Wait for what? That afternoon I waited for the steaming train to depart the station as my dad buttoned his overcoat against the cold. I entered a print of the scene in the 1960 National High School Photo Contest. It won the smallest prize—Honorable Mention, Junior Division. But that small prize changed my life. It put me on a path that led to a thirty-year career photographing for National Geographic.
During those decades I rigorously practiced the ‘compose and wait’ approach to making photographs. I had to; there was no other way to make successful images.
As juror for this exhibit, what am I looking for in an image? In a word: everything. I want to see well designed photographs that have depth, strong structure, good light—and within them a spark of life.
What don’t I want to see? Images that are contrived, forced, synthetic or derivative. Images where software or hardware have made the picture.
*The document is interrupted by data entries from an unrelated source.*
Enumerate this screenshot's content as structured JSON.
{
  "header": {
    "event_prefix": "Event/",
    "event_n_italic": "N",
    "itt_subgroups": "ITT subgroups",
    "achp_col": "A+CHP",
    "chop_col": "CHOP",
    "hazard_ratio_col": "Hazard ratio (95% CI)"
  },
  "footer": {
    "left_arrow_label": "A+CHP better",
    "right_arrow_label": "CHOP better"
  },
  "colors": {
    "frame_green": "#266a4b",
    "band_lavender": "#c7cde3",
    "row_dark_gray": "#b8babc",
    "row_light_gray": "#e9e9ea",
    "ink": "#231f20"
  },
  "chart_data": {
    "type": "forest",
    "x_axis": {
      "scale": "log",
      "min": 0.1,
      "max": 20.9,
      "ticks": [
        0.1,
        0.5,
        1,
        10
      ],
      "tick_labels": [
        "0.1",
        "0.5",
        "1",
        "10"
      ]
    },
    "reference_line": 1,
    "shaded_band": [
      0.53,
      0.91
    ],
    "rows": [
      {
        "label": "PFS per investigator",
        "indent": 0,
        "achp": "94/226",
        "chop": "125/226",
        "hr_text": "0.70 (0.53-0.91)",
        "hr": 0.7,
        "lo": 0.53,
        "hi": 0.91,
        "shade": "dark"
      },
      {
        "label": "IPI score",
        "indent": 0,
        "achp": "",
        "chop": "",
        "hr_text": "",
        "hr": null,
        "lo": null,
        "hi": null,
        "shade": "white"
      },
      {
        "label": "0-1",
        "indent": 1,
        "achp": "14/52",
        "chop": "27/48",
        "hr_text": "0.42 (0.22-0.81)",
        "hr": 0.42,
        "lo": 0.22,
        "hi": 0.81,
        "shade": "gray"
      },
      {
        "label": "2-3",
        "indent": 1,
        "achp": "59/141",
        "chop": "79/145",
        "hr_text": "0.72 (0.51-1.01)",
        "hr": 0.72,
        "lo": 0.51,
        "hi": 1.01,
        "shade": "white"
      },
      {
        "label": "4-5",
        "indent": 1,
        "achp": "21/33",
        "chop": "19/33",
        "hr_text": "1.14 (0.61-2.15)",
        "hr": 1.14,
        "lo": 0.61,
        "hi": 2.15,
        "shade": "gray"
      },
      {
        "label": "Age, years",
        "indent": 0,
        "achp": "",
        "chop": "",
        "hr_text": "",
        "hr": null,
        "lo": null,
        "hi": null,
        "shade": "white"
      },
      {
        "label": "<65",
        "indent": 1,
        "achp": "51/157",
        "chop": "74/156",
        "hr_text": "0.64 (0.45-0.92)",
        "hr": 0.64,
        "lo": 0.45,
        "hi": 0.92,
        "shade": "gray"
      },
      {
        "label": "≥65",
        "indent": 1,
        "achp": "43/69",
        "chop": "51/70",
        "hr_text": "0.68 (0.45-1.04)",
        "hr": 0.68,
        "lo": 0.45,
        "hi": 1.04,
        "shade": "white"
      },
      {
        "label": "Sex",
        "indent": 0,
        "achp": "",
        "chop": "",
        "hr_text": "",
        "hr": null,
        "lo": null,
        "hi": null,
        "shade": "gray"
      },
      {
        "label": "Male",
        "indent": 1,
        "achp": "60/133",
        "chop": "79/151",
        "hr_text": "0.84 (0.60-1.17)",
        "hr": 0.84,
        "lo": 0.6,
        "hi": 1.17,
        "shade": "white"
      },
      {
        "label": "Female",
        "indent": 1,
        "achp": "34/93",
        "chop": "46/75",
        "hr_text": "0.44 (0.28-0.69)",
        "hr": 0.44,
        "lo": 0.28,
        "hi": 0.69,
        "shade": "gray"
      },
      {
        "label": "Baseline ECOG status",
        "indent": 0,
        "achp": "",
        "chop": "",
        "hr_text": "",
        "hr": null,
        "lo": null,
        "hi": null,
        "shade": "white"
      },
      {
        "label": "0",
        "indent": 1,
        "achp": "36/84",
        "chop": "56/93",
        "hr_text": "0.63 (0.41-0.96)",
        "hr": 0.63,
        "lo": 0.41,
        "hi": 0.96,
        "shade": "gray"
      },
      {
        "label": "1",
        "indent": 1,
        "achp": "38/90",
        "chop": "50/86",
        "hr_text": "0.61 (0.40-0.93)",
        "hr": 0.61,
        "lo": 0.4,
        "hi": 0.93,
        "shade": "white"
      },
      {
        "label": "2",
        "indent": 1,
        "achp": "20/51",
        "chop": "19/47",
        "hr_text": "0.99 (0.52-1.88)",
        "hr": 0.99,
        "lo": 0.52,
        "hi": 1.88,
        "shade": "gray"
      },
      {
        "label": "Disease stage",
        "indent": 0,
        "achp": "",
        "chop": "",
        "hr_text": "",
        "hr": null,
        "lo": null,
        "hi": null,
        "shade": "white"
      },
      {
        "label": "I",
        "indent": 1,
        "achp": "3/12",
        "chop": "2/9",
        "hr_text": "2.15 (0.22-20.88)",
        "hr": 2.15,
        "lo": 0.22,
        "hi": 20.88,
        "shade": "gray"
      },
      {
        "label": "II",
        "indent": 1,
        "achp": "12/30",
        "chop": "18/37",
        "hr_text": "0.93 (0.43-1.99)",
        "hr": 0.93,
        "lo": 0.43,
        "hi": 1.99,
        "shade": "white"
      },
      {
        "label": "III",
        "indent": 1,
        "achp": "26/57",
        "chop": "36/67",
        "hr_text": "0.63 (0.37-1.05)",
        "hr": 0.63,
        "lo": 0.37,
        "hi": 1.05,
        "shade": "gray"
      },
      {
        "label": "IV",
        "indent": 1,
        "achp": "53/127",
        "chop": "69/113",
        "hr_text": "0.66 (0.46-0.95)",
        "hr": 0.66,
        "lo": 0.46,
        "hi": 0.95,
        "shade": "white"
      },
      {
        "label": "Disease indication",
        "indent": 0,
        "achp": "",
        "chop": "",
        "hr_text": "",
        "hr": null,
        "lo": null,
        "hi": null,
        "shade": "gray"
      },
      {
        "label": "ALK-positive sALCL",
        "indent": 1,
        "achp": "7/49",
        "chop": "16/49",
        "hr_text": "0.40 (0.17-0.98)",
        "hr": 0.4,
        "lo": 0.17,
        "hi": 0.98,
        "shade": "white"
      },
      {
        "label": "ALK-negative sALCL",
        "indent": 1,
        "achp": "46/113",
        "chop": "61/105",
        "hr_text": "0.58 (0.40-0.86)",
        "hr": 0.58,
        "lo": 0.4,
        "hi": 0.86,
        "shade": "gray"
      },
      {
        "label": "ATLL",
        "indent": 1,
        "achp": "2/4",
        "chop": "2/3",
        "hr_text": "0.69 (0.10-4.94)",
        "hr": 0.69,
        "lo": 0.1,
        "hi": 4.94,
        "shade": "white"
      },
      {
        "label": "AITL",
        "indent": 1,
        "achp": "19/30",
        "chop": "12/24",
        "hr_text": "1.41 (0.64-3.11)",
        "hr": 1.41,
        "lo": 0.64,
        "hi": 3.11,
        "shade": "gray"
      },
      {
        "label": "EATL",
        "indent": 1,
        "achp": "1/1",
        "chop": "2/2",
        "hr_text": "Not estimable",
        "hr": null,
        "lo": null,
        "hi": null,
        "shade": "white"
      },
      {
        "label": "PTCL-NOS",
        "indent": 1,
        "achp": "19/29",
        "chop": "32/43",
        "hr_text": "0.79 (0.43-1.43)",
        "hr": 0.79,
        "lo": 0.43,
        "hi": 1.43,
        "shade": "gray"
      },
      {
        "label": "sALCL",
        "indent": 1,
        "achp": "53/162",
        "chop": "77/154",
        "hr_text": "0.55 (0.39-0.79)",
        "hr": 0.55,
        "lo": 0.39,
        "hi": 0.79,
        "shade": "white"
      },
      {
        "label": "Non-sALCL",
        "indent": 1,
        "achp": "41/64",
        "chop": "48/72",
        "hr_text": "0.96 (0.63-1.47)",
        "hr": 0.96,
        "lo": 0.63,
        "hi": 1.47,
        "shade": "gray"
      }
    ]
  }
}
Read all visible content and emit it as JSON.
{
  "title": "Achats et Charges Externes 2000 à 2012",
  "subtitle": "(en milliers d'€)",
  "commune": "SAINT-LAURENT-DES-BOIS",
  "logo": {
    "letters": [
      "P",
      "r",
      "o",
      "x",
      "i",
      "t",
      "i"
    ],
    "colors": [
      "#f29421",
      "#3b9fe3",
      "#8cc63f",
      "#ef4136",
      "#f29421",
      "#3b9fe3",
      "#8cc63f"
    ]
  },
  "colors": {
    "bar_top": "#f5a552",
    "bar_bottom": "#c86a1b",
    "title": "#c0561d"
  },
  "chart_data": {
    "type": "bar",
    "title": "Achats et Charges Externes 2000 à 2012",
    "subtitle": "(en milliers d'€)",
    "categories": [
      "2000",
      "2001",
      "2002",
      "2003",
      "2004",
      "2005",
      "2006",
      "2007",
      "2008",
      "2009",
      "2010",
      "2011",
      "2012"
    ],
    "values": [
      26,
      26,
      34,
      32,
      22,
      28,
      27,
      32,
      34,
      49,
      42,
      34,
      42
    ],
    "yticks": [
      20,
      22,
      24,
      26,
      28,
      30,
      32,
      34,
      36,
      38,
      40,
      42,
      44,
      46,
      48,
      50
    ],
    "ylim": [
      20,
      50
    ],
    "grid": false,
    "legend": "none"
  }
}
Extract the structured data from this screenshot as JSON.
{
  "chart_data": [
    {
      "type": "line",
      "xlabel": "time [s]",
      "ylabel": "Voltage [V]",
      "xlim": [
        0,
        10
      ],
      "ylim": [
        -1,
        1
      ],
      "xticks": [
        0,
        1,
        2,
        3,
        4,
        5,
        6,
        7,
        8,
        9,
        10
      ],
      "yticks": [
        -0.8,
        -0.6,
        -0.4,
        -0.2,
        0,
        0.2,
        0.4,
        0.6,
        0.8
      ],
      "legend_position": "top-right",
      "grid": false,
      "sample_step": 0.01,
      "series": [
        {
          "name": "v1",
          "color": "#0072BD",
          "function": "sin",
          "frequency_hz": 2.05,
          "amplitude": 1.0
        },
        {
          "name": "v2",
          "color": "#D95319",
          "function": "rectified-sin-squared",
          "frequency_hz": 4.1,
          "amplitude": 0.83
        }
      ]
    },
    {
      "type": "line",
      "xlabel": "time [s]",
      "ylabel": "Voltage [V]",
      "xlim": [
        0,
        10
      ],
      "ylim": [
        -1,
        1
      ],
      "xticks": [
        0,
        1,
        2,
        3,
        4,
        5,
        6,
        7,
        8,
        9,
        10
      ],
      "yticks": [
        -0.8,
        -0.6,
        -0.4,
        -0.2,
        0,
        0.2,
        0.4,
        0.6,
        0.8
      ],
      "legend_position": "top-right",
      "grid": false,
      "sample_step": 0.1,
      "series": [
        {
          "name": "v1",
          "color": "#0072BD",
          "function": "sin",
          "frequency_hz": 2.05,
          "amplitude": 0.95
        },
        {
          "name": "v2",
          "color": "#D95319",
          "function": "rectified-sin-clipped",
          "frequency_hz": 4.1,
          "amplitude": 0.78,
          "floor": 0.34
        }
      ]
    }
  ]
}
Fine photographs—the kind you want to live with—seem inevitable. There may be disciplined work behind them (strong seeing, patience) but that effort is invisible.
The aspiration of this exhibit is high: To place on the walls of the gallery a collection of images that cannot be easily memorized. A set of photographs so strong and subtle in their compositions that they irresistibly stay in the mind of the viewer.
I invite you to make such photographs and to submit them for consideration in the upcoming exhibit with the compelling title ‘Composed’.